Coastal marine ecosystems are integral in providing numerous ecosystem functions and services. However, intense and chronic anthropogenic stressors often impact marine ecosystems surrounding highly urbanized, densely populated coastal megacities. The associated reduction of water quality and biodiversity of these ecosystems potentially erodes ecosystem functions and provision of services. While there is general consensus that greater biodiversity supports a multitude of ecosystem functions, evidence from marine ecosystems in real-world settings is lacking. In this study, we evaluated the influence of water quality on benthic and fish assemblages, as well as quantified six key ecosystem functions in coastal waters of Hong Kong. Hong Kong's marine ecosystems are marred with long-term damage that is directly linked with rapid economic growth and anthropogenic activities.
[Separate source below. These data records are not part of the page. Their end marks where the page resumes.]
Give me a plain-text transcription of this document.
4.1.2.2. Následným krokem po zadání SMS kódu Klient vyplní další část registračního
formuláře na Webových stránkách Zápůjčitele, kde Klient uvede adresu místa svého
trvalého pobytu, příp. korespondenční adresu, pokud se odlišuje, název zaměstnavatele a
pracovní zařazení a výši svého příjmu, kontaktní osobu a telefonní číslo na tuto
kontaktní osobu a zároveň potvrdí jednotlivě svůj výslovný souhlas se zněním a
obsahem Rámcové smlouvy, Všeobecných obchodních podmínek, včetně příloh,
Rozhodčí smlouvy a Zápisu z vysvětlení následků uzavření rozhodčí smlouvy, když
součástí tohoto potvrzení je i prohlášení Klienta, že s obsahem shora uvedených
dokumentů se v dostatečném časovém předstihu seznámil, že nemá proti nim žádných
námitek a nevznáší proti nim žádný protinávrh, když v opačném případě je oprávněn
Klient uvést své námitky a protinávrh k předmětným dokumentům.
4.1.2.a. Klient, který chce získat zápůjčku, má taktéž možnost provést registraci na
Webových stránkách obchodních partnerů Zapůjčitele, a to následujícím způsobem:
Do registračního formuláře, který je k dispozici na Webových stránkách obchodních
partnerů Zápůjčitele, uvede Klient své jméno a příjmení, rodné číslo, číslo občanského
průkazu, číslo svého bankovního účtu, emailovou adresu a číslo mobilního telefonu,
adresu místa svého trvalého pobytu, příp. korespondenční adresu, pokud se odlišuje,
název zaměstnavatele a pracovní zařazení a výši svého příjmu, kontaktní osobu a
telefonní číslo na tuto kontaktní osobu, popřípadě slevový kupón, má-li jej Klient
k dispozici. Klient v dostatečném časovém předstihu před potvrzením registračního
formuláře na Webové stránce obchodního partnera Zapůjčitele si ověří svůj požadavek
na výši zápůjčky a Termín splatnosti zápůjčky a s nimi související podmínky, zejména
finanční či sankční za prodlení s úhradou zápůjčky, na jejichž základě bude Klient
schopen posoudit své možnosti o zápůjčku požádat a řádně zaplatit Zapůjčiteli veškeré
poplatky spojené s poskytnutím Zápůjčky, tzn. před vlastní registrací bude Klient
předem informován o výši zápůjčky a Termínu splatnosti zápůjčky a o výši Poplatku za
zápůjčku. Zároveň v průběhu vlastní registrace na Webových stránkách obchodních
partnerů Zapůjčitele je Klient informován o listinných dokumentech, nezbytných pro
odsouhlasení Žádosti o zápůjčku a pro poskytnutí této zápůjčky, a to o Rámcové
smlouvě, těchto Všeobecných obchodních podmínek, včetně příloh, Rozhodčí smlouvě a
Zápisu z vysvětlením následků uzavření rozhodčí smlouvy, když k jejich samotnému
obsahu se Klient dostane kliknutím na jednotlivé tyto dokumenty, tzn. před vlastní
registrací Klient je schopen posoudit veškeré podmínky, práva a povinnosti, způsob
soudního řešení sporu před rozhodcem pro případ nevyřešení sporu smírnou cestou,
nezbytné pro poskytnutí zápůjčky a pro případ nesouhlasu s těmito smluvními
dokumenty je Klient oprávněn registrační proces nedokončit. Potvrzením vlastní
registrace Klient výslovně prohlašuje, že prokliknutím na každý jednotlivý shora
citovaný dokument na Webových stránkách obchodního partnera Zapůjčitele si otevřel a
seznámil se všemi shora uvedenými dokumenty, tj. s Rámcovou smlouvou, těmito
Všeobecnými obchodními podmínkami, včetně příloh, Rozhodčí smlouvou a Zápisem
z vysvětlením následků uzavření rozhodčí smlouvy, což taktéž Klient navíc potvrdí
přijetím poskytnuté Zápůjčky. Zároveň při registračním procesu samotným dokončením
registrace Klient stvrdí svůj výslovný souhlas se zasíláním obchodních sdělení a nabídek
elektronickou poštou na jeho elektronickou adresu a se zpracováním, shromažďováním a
We found that water quality significantly affected community composition and clustered assemblages into separate groups related to strength of impact: high impact sites were generally dominated by bivalves and small, opportunistic organisms such as damselfish (Pomacentrinae) and cardinalfish (Apogonidae); low impact sites were dominated by macroalgae, bryozoa, and commercially important piscivores such as groupers (Epinephelinae) and seabreams (Sparidae). Ecosystem function tests showed that low impact sites were much more productive than high impact sites, with 15-times greater macroalgal cover and 5-times higher fish biomass. On the other hand, herbivory and predation rates were context-dependent due to underlying biodiversity effects such as selection, complementarity, and competition. Eutrophication increased decomposition and reduced carbon sequestration, but excessive nutrient input could have suppressed decomposer activities via hypoxia. Therefore, we show that in high impact sites where top-down control is removed, resilient and opportunistic organisms such as cardinalfishes and sea urchins may expand to fulfill functional roles, effectively maintaining ecosystem functions such as predation and herbivory in degraded habitats. Contrary to general consensus, this study demonstrates the merit in conserving even highly impacted marine habitats due to their persistent ecosystem functionality despite chronic water quality issues and shifts in benthic and fish assemblages.